Sean Doran discusses the third year of the festival.

The third year of the Happy Days Enniskillen International Samuel Beckett Festival has captured every aspect of Enniskillen, a town in Northern Ireland, from the church to the hairdresser, according to The New York Times. Spanning ten days, ending on Sunday, August 10, the festival, dedicated to the Nobel Prize-winner writer, is growing in size and success.

Sean Doran first began this festival because he hoped to associate the town with its Portora Royal School alumnus, rather than the Irish Republican Army bomb that took the lives of 11 people at a Remembrance Day service in 1987. This year, the attendance is expected to top last year's 8,000 people, of which 31% were from outside Northern Ireland.

Beckett has so much varying work that the festival finds it difficult to program it all.
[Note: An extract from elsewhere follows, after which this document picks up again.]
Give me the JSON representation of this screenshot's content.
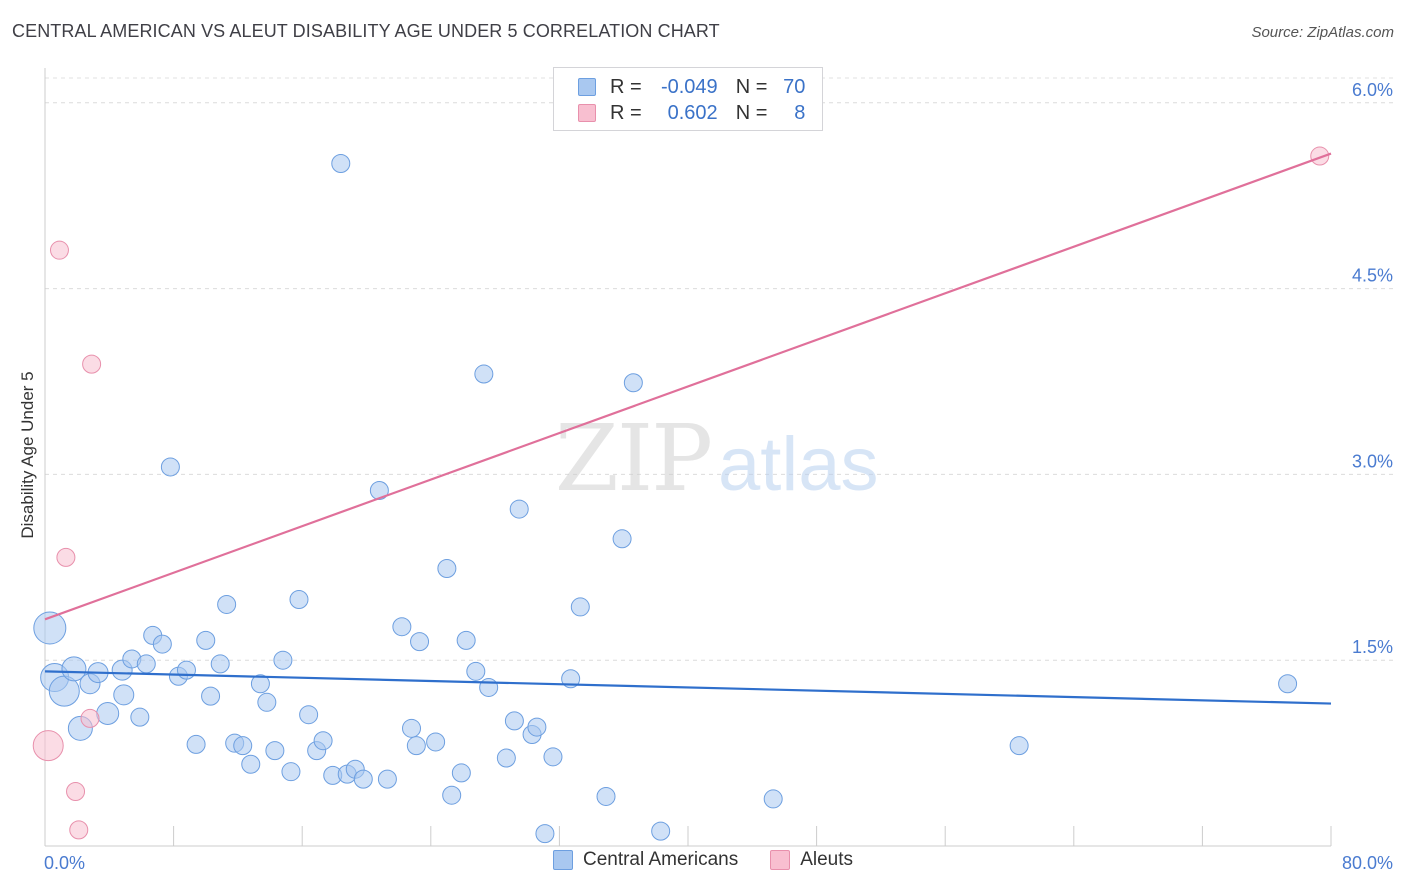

Despite Beckett's precise stage directions, the French and Yiddish productions of the same play, Waiting for Godot, were surprisingly different. The French version worked in the act of performance as a subject and featured performers in clown-like makeup. Meanwhile, the Yiddish production focused on an emotional reading of the play, reflecting the "playwright’s own experiences in the French resistance, his awareness of the Holocaust and subsequent post-war exile and dispossession," according to The New York Times.